I was extremely dismayed when that supermarket simulator game that got popular on Twitch called 'pizza' something along the line of 'frozen dessert pie'...

At least the way it tends to get made in the US, a sugary pastry that's stuffed full of sugar, carbs, fats and cheese? Ok yeah, my favorite foods are _all_ terrible for me and I can't eat them anymore. This makes me very sad.

pacifika|6 months ago

Why not make pizza at home?

timeon|6 months ago

One does not need to eat these "ultra-processed" foods when reducing meat consumption.

dokyun|6 months ago

> The words "good" and "very bad" indicate that the world is less important to that person than themselves. I'd be okay with a bit of personal harm if it helps against climate change.

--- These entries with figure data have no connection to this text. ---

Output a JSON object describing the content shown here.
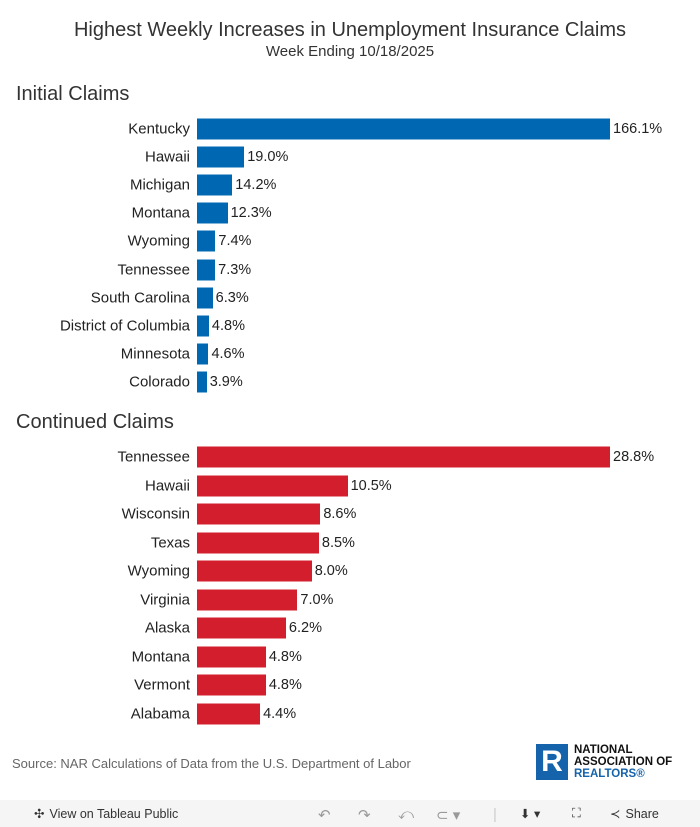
{
  "title": "Highest Weekly Increases in Unemployment Insurance Claims",
  "subtitle": "Week Ending 10/18/2025",
  "chart_data": [
    {
      "type": "bar",
      "orientation": "horizontal",
      "title": "Initial Claims",
      "color": "#0068b3",
      "categories": [
        "Kentucky",
        "Hawaii",
        "Michigan",
        "Montana",
        "Wyoming",
        "Tennessee",
        "South Carolina",
        "District of Columbia",
        "Minnesota",
        "Colorado"
      ],
      "values": [
        166.1,
        19.0,
        14.2,
        12.3,
        7.4,
        7.3,
        6.3,
        4.8,
        4.6,
        3.9
      ],
      "labels": [
        "166.1%",
        "19.0%",
        "14.2%",
        "12.3%",
        "7.4%",
        "7.3%",
        "6.3%",
        "4.8%",
        "4.6%",
        "3.9%"
      ],
      "unit": "%"
    },
    {
      "type": "bar",
      "orientation": "horizontal",
      "title": "Continued Claims",
      "color": "#d31f2d",
      "categories": [
        "Tennessee",
        "Hawaii",
        "Wisconsin",
        "Texas",
        "Wyoming",
        "Virginia",
        "Alaska",
        "Montana",
        "Vermont",
        "Alabama"
      ],
      "values": [
        28.8,
        10.5,
        8.6,
        8.5,
        8.0,
        7.0,
        6.2,
        4.8,
        4.8,
        4.4
      ],
      "labels": [
        "28.8%",
        "10.5%",
        "8.6%",
        "8.5%",
        "8.0%",
        "7.0%",
        "6.2%",
        "4.8%",
        "4.8%",
        "4.4%"
      ],
      "unit": "%"
    }
  ],
  "source": "Source: NAR Calculations of Data from the U.S. Department of Labor",
  "logo": {
    "mark": "R",
    "line1": "NATIONAL",
    "line2": "ASSOCIATION OF",
    "line3": "REALTORS®"
  },
  "toolbar": {
    "view_label": "View on Tableau Public",
    "share_label": "Share"
  }
}
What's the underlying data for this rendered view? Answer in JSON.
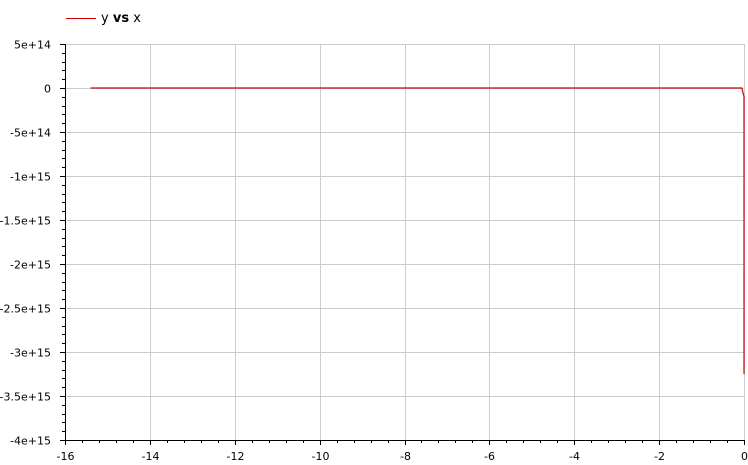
{
  "chart_data": {
    "type": "line",
    "title": "",
    "xlabel": "",
    "ylabel": "",
    "xlim": [
      -16,
      0
    ],
    "ylim": [
      -4000000000000000.0,
      500000000000000.0
    ],
    "grid": true,
    "legend_position": "top-left",
    "x_ticks": [
      -16,
      -14,
      -12,
      -10,
      -8,
      -6,
      -4,
      -2,
      0
    ],
    "x_tick_labels": [
      "-16",
      "-14",
      "-12",
      "-10",
      "-8",
      "-6",
      "-4",
      "-2",
      "0"
    ],
    "y_ticks": [
      500000000000000.0,
      0,
      -500000000000000.0,
      -1000000000000000.0,
      -1500000000000000.0,
      -2000000000000000.0,
      -2500000000000000.0,
      -3000000000000000.0,
      -3500000000000000.0,
      -4000000000000000.0
    ],
    "y_tick_labels": [
      "5e+14",
      "0",
      "-5e+14",
      "-1e+15",
      "-1.5e+15",
      "-2e+15",
      "-2.5e+15",
      "-3e+15",
      "-3.5e+15",
      "-4e+15"
    ],
    "series": [
      {
        "name": "y vs x",
        "color": "#d40000",
        "x": [
          -15.4,
          -2,
          -0.5,
          -0.05,
          0,
          0
        ],
        "y": [
          0,
          0,
          0,
          0,
          -100000000000000.0,
          -3250000000000000.0
        ]
      }
    ]
  },
  "legend": {
    "y": "y",
    "vs": "vs",
    "x": "x"
  }
}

Yeah, no shit? We're not ants in a colony. I think you're pretty stupid if you're alright with harming yourself while achieving nothing. If you wanna risk your life for a cause then take direct action, eating processed slop and pretending to feel good about it is only gonna make both your world and mine shittier.

KempyKolibri|6 months ago

The thing is, we don’t even have good evidence that UPF is necessarily harmful. Whey protein is UPF, but is associated with positive outcomes. Mass produced wholemeal bread is UPF, but is associated with good outcomes.

I’m not convinced that the “UPF” category adds anything useful over “HFSS” at this point. Happy to be pushed off my view, but seen nothing that would do so thus far.